Limits to privacy: What if the doctor had been at his home? How could I be sure our session would not be overheard—through an open window? By a curious teenager? Or by a nosy spouse? Limits to body language: How would I know if the doctor was tapping his foot? Or squeezing a stress ball? Nonverbal, non-facial cues are as important to a conversation as auditory cues, verbal exchanges, and facial expressions. So many nuances of communication are lost when all one can see is a person’s face, if that.
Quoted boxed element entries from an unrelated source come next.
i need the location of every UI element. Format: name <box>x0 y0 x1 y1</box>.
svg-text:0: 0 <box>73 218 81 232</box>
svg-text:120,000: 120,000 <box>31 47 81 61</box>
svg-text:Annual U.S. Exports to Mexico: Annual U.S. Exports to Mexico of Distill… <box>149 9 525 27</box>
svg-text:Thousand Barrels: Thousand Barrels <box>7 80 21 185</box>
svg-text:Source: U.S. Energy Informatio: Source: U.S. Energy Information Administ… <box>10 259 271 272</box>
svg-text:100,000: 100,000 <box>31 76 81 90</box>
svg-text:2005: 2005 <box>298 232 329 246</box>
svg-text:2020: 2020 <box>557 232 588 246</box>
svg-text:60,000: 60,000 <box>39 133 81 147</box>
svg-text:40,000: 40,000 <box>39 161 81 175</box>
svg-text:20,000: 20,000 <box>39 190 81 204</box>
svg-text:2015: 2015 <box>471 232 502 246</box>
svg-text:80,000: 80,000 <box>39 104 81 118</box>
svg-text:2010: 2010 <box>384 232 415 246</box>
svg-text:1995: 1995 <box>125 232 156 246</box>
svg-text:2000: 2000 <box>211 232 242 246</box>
If there is anything I hope we have learned from the COVID-19 crisis thus far, it is that healthcare workers are human—they get sick, worry about how their work impacts their families, are not trained for everything they are called upon to do, feel embarrassed when a patient looks up their nose—which makes them, yes, vulnerable—but also unique, complex professionals whose physical presence is not, and should not, be easily replaced. We would do well to take that into consideration in all healthcare settings.
I hope social distancing does not cause a massive, permanent, ill-conceived telemedicine revolution—because I would like to see my doctors again, in person, soon.